Handbook of Analytical Methods for Dietary Supplements, 1/e, by Frank Jaksch, ISBN-10: 1582120552, ISBN-13: 9781582120553

Reviewed by: Dr. Angelica Fargas-Babjak MD, FRCPC, CAFCI, Dec-05
Published by: McGraw-Hill Professional
Requires: N/A
MSRP: $239.35

The Handbook of Analytical Methods for Dietary Supplements is a unique and convenient reference source that provides a starting point for laboratories to develop and validate analytical testing methods for dietary supplements. There is far too little literature on this subject and very few reliable standards on which to base qualitative decisions. Consumers are waiting patiently at the other end of the product development and testing cycle right now, with unfortunately little to rely on in the way of standards that can be carried from brand to brand during comparison shopping. Similarly, MDs, Registered Dietitians, Nutritionists and other practitioners have little to go on in the way of reliable information with respect to how safe it is to recommend any particular product.

In the United States, the Dietary Supplement Health and Education Act of 1994 defines dietary supplements as any product (except tobacco) containing at least one of the following: vitamin, mineral, herb or botanical, amino acid, or any dietary substance used to supplement diet, including concentrates, metabolites, constituents or extracts. Fortunately in recent years, the fast pace at which these products enter the marketplace has led the general public and orgnizations such as Consumers Union to question the quality, consistency and safety of dietary supplements.


The mass media outlets have for the past 5 years gradually reinforced that doubt through reports suggesting that many dietary supplements do not actually contain the ingredients or the ingredient quantities listed on the their labels. These reports, while well intentioned, sometimes create confusion among consumers about which manufacturers are credible and which products are suitable for use. The need here is for a comprehensive volume on all of the products available in the marketplace.

Handbook of Analytical Methods for Dietary Supplements is a 215 page library published by the American Pharmacists Association. It contains an extensive set of product monographs, details of sampling of methods along with appropriate validation data, if known, about the most common supplements in the market place today.

The book is comprehensive enough in its first edition to also include 85 analytical monographs. Each monograph follows a standard format for quick reference which includes:

  • Description of the product’s purpose or use
  • Method of action (if known)
  • Marker compounds that are commonly assayed
  • Discussion of variation in species when there are several species of importance
  • Relevant literature
  • Important validation data
  • Dietary ingredients also include the botanical name, the common name, the part of the plant used and its uses

Included are the methods of analysis, reference standards and/or marker compounds used as well as validation data, (if available), are included as well as the references.

The book is not intended to give a comprehensive overview for all dietary supplements, however, it is a very useful reference for analytical and medicinal chemists, research and development scientists, quality control personnel, pharmacognosists, academicians and students.

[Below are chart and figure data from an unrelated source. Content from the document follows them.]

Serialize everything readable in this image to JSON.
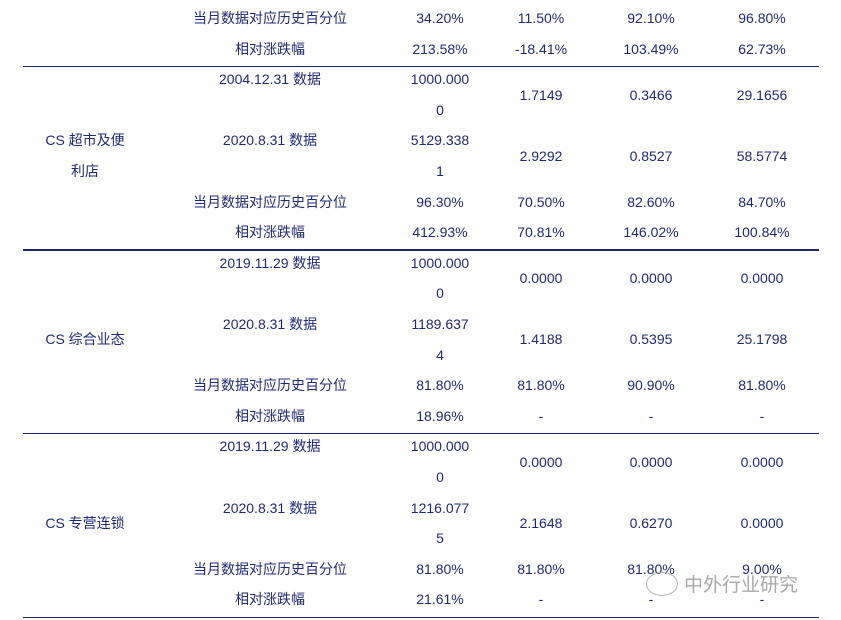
{
  "top_rows": [
    {
      "label": "当月数据对应历史百分位",
      "values": [
        "34.20%",
        "11.50%",
        "92.10%",
        "96.80%"
      ]
    },
    {
      "label": "相对涨跌幅",
      "values": [
        "213.58%",
        "-18.41%",
        "103.49%",
        "62.73%"
      ]
    }
  ],
  "groups": [
    {
      "name": [
        "CS 超市及便",
        "利店"
      ],
      "rows": [
        {
          "label": "2004.12.31 数据",
          "values": [
            [
              "1000.000",
              "0"
            ],
            "1.7149",
            "0.3466",
            "29.1656"
          ]
        },
        {
          "label": "2020.8.31 数据",
          "values": [
            [
              "5129.338",
              "1"
            ],
            "2.9292",
            "0.8527",
            "58.5774"
          ]
        },
        {
          "label": "当月数据对应历史百分位",
          "values": [
            "96.30%",
            "70.50%",
            "82.60%",
            "84.70%"
          ]
        },
        {
          "label": "相对涨跌幅",
          "values": [
            "412.93%",
            "70.81%",
            "146.02%",
            "100.84%"
          ]
        }
      ]
    },
    {
      "name": [
        "CS 综合业态"
      ],
      "rows": [
        {
          "label": "2019.11.29 数据",
          "values": [
            [
              "1000.000",
              "0"
            ],
            "0.0000",
            "0.0000",
            "0.0000"
          ]
        },
        {
          "label": "2020.8.31 数据",
          "values": [
            [
              "1189.637",
              "4"
            ],
            "1.4188",
            "0.5395",
            "25.1798"
          ]
        },
        {
          "label": "当月数据对应历史百分位",
          "values": [
            "81.80%",
            "81.80%",
            "90.90%",
            "81.80%"
          ]
        },
        {
          "label": "相对涨跌幅",
          "values": [
            "18.96%",
            "-",
            "-",
            "-"
          ]
        }
      ]
    },
    {
      "name": [
        "CS 专营连锁"
      ],
      "rows": [
        {
          "label": "2019.11.29 数据",
          "values": [
            [
              "1000.000",
              "0"
            ],
            "0.0000",
            "0.0000",
            "0.0000"
          ]
        },
        {
          "label": "2020.8.31 数据",
          "values": [
            [
              "1216.077",
              "5"
            ],
            "2.1648",
            "0.6270",
            "0.0000"
          ]
        },
        {
          "label": "当月数据对应历史百分位",
          "values": [
            "81.80%",
            "81.80%",
            "81.80%",
            "9.00%"
          ]
        },
        {
          "label": "相对涨跌幅",
          "values": [
            "21.61%",
            "-",
            "-",
            "-"
          ]
        }
      ]
    }
  ],
  "watermark": {
    "text": "中外行业研究",
    "icon": "wechat-icon"
  },
  "colors": {
    "text": "#1e2a78",
    "rule": "#1e2a6e"
  }
}
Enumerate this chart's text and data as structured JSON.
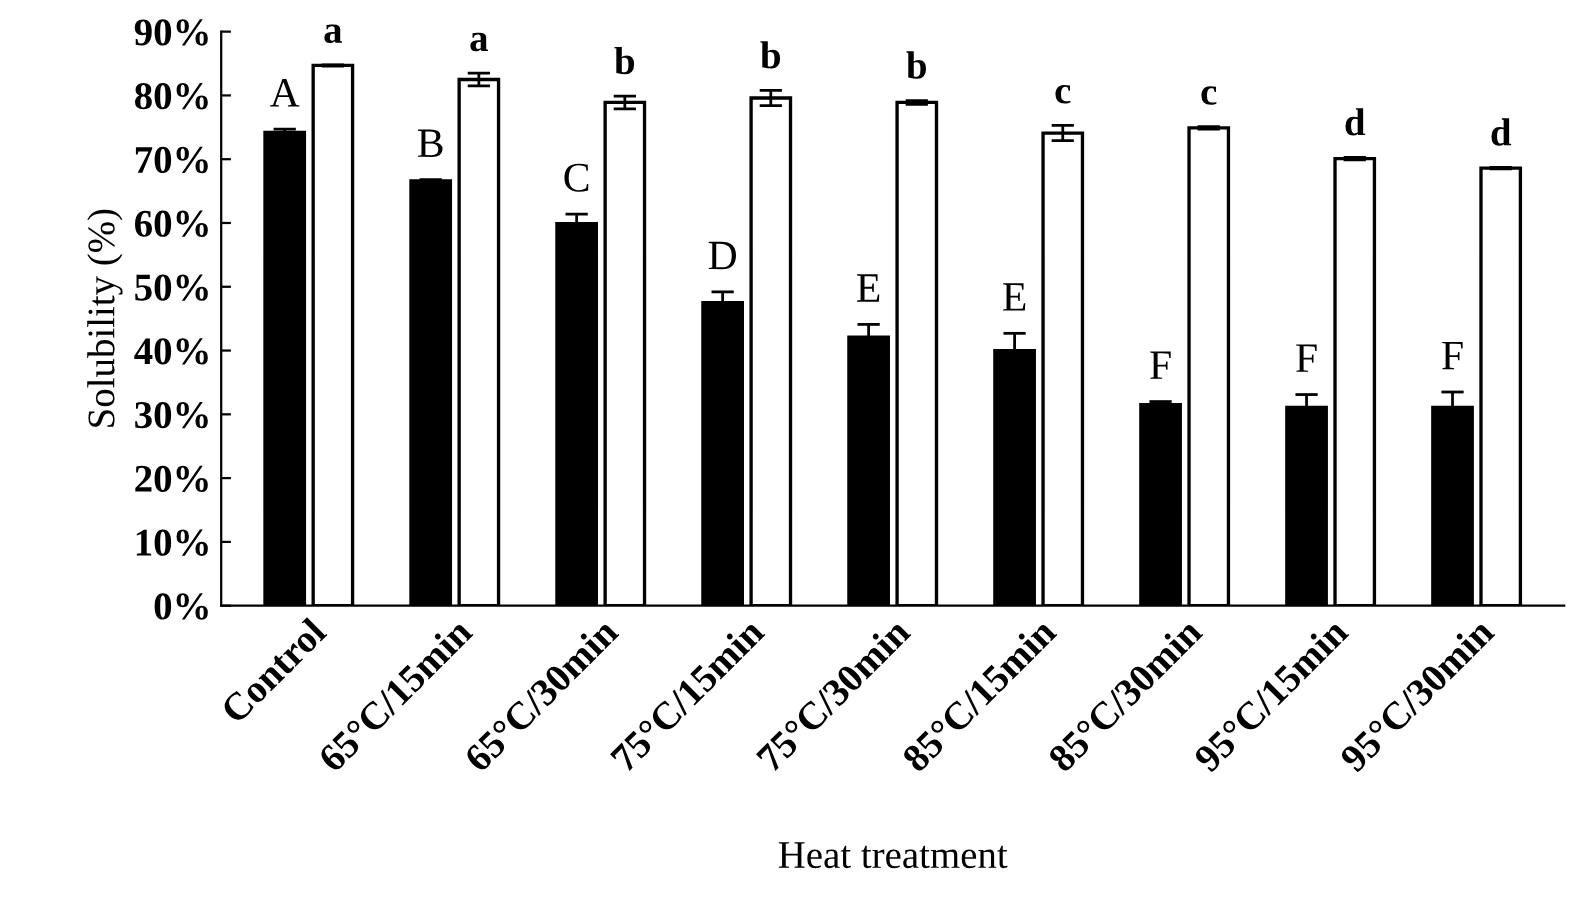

It stands as a solid resource of reference standards for vitamins, dietary supplements, and botanicals.

This book is a state of the art compilation that provides current methods and validation data and is a greatly needed addition to improving the overall quality of testing standards for dietary supplements in laboratories around the world.

Dietary supplement potency, efficacy and purity are all factors that professional and non-professional practitioners alike have traditionally often gleaned through trial & error with various brands. The dietary supplement industry is surely facing serious legislative controls in a variety of marketplaces unless it starts to govern itself through reliably consistent, self-imposed standards embraced by the entire industry. NSF International, U.S. Pharmacopeia and many other organizations are working hard to develop reliable standards which can be embraced by a responsible dietary supplement industry. Despite repeated U.S. congressional defeats of various dietary supplement industry regulatory bills in recent years, there are enough concerned scientists out there to put together a publication of this nature. I highly recommend this book to any lab that provides testing for dietary supplement manufacturing and to any dietary supplement manufacturer that is interested in implementing best practices.